Thankfully every stretch of the shelter is not the same bland corridor. Functional diversity is readily apparent in the environments you will explore as you delve deeper into the madness that is gripping the inhabitants. I wandered through a bar, labs, transit stations and all sorts of infrastructure. The developers have done a great job of maintaining a cohesive design motif without simply copy pasting the same room with some different furniture. Environments could stand to be a little more engaging but they serve their purpose of carrying you through this enveloping story while offering glimpses into the mechanisms that make such a massive shelter possible.
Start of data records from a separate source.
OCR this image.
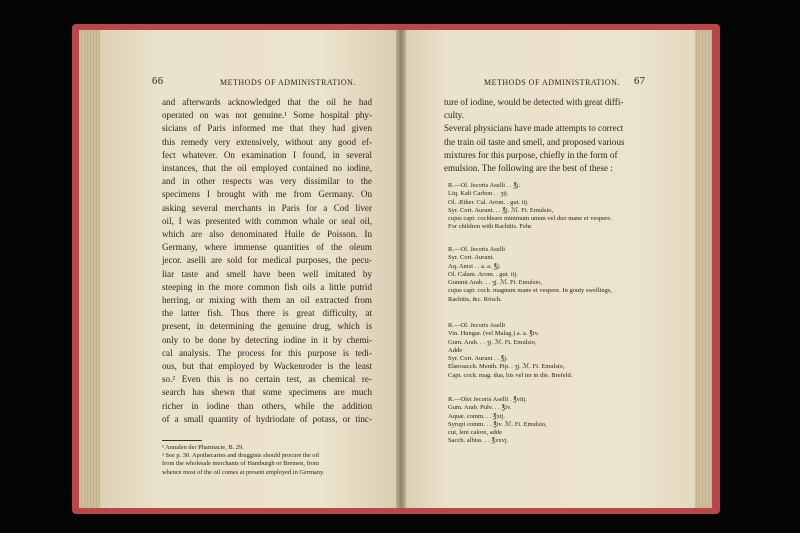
66	METHODS OF ADMINISTRATION.
and afterwards acknowledged that the oil he had
operated on was not genuine.¹ Some hospital phy-
sicians of Paris informed me that they had given
this remedy very extensively, without any good ef-
fect whatever. On examination I found, in several
instances, that the oil employed contained no iodine,
and in other respects was very dissimilar to the
specimens I brought with me from Germany. On
asking several merchants in Paris for a Cod liver
oil, I was presented with common whale or seal oil,
which are also denominated Huile de Poisson. In
Germany, where immense quantities of the oleum
jecor. aselli are sold for medical purposes, the pecu-
liar taste and smell have been well imitated by
steeping in the more common fish oils a little putrid
herring, or mixing with them an oil extracted from
the latter fish. Thus there is great difficulty, at
present, in determining the genuine drug, which is
only to be done by detecting iodine in it by chemi-
cal analysis. The process for this purpose is tedi-
ous, but that employed by Wackenroder is the least
so.² Even this is no certain test, as chemical re-
search has shewn that some specimens are much
richer in iodine than others, while the addition
of a small quantity of hydriodate of potass, or tinc-
¹ Annalen der Pharmacie, B. 29.
² See p. 30. Apothecaries and druggists should procure the oil
from the wholesale merchants of Hamburgh or Bremen, from
whence most of the oil comes at present employed in Germany.
METHODS OF ADMINISTRATION. 67
ture of iodine, would be detected with great diffi-
culty.
Several physicians have made attempts to correct
the train oil taste and smell, and proposed various
mixtures for this purpose, chiefly in the form of
emulsion. The following are the best of these :
R.—Ol. Jecoris Aselli . . ℥j.
Liq. Kali Carbon . . ʒij.
Ol. Æther. Cal. Arom. . gut. iij.
Syr. Cort. Aurant. . . ℥j. ℳ. Ft. Emulsio,
cujus capt. cochleare minimum unum vel duo mane et vespere.
For children with Rachitis. Fehr.
R.—Ol. Jecoris Aselli
Syr. Cort. Aurant.
Aq. Anisi . . a. a. ℥j.
Ol. Calam. Arom. . gut. iij.
Gummi Arab. . . ʒj. ℳ. Ft. Emulsio,
cujus capt. coch. magnum mane et vespere. In gouty swellings,
Rachitis, &c. Rösch.
R.—Ol. Jecoris Aselli
Vin. Hungar. (vel Malag.) a. a. ℥iv.
Gum. Arab. . . ʒj. ℳ. Ft. Emulsio,
Adde
Syr. Cort. Aurant . . ℥j.
Elæosacch. Menth. Pip. . ʒj. ℳ. Ft. Emulsio,
Capt. coch. mag. dua, bis vel ter in die. Brefeld.
R.—Olei Jecoris Aselli . ℥viij.
Gum. Arab. Pulv. . . ℥iv.
Aquæ. comm. . . ℥xij.
Syrupi comm. . . ℥iv. ℳ. Ft. Emulsio,
cui, leni calore, adde
Sacch. albiss. . . ℥xxvj.
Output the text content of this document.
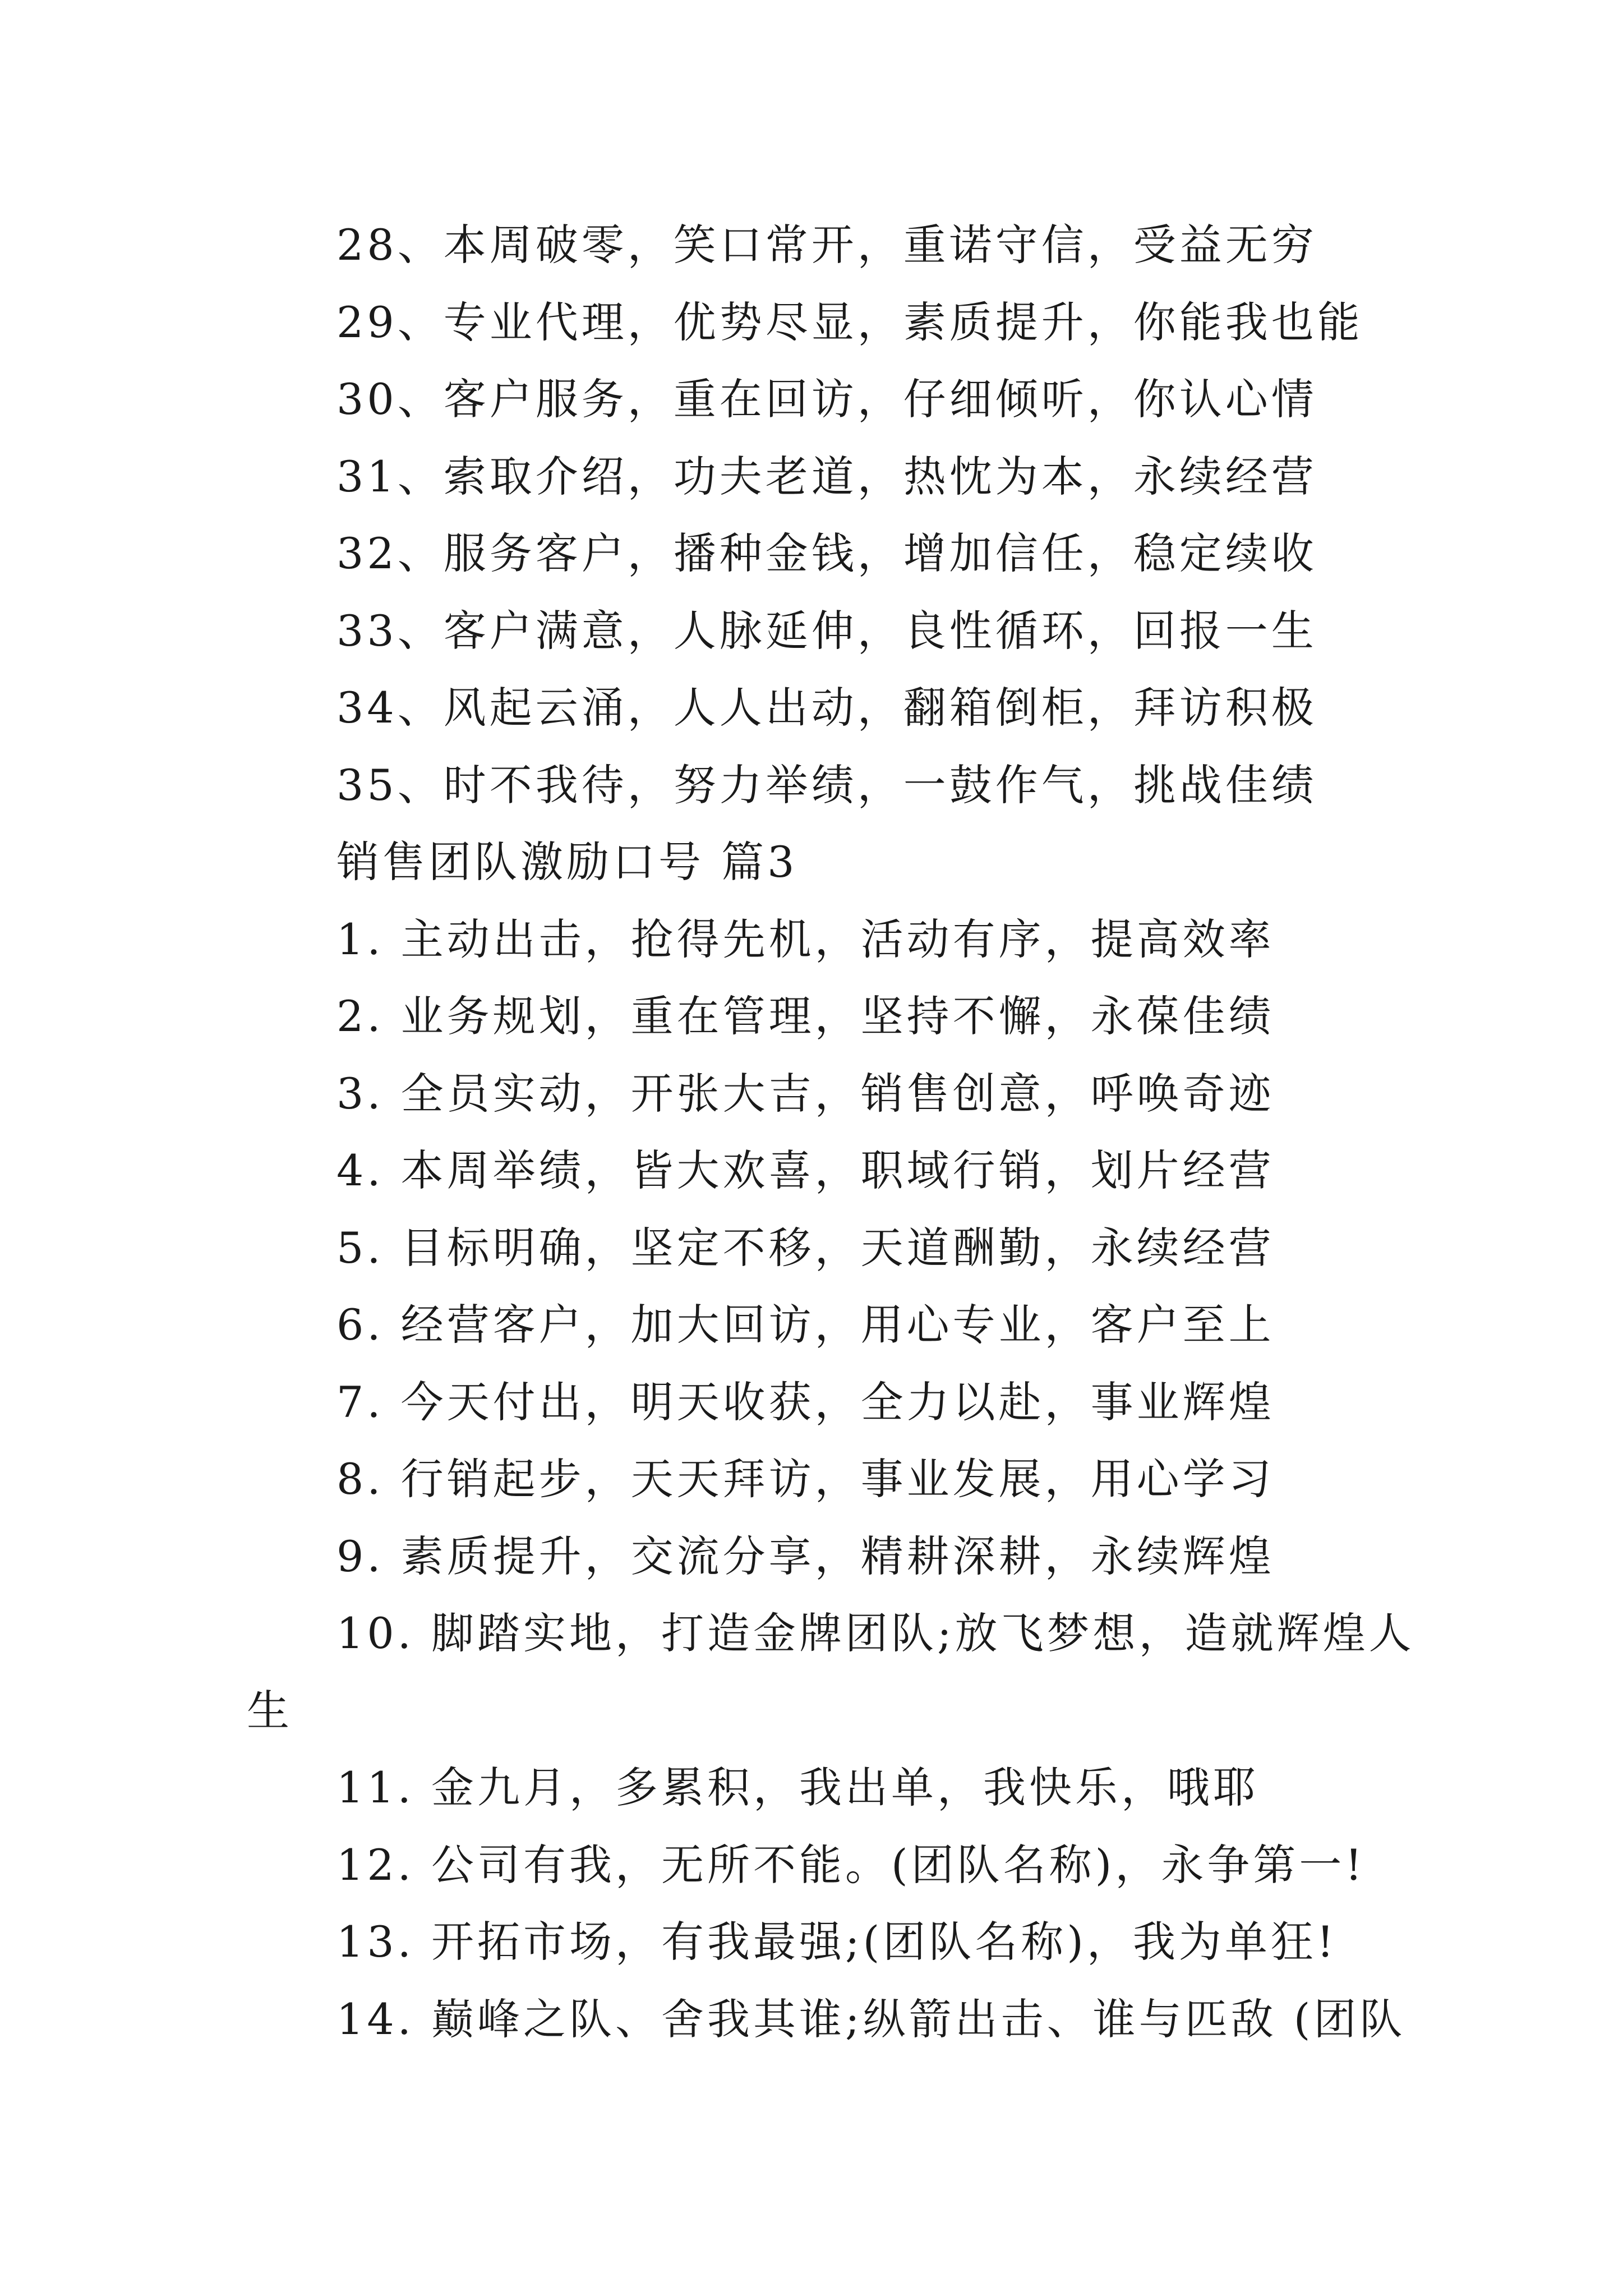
28、本周破零，笑口常开，重诺守信，受益无穷
29、专业代理，优势尽显，素质提升，你能我也能
30、客户服务，重在回访，仔细倾听，你认心情
31、索取介绍，功夫老道，热忱为本，永续经营
32、服务客户，播种金钱，增加信任，稳定续收
33、客户满意，人脉延伸，良性循环，回报一生
34、风起云涌，人人出动，翻箱倒柜，拜访积极
35、时不我待，努力举绩，一鼓作气，挑战佳绩
销售团队激励口号 篇3
1. 主动出击，抢得先机，活动有序，提高效率
2. 业务规划，重在管理，坚持不懈，永葆佳绩
3. 全员实动，开张大吉，销售创意，呼唤奇迹
4. 本周举绩，皆大欢喜，职域行销，划片经营
5. 目标明确，坚定不移，天道酬勤，永续经营
6. 经营客户，加大回访，用心专业，客户至上
7. 今天付出，明天收获，全力以赴，事业辉煌
8. 行销起步，天天拜访，事业发展，用心学习
9. 素质提升，交流分享，精耕深耕，永续辉煌
10. 脚踏实地，打造金牌团队;放飞梦想，造就辉煌人
生
11. 金九月，多累积，我出单，我快乐，哦耶
12. 公司有我，无所不能。(团队名称)，永争第一!
13. 开拓市场，有我最强;(团队名称)，我为单狂!
14. 巅峰之队、舍我其谁;纵箭出击、谁与匹敌 (团队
Combat in this game presents its own challenges. Ammunition is rare and your inventory is quite realistic. At any given point I found that I could carry one pistol weapon and one larger weapon like an assault rifle or shotgun with the option of carrying a melee weapon as well. The catch is that you can carry both firearms and something like a fire axe, but you will have to drop that trusty fire axe the moment you want to bring some ranged firepower to bear. The scarcity of ammunition and the difficulty of melee combat against multiple opponents reinforces the necessity of fleeing from some situations. Several times I found myself racing for the next airlock to escape a pair of enemies that I knew would take some silent and perverse delight sending me back to the loading screen. Like many games of our day and age, this title does subscribe to regenerating health instead of forcing you to survive off of a limited number of health packs. One bad encounter won't cripple your experience, but this choice does take away from the experience.

My time with AfterFall: InSanity ended just as the story was starting to get really interesting and the characters were becoming people I both loved and loathed. The experience was not without bugs, but I am hopeful the few minor glitches I experienced were simply symptoms of my preview sample of this game. They were, however, distinct: disappearing weapons when I re-loaded from death, mismatched subtitles during cutscenes & dialogue, and sometimes non-responsive items in the environment that could be fixed by opening and closing the menu for some reason.

No game is without its bugs, plenty of larger release titles have their own game breakers. For such an ambitious undertaking from a smaller studio and publisher, the few glitches were quite minor. I am eagerly anticipating the November 25th launch to play the game through to completion and see where their big dreams might lead to next. Their website is full of references to this game being the first taste of an entire universe. I am personally always eager to get another fix of post-apocalyptic mayhem.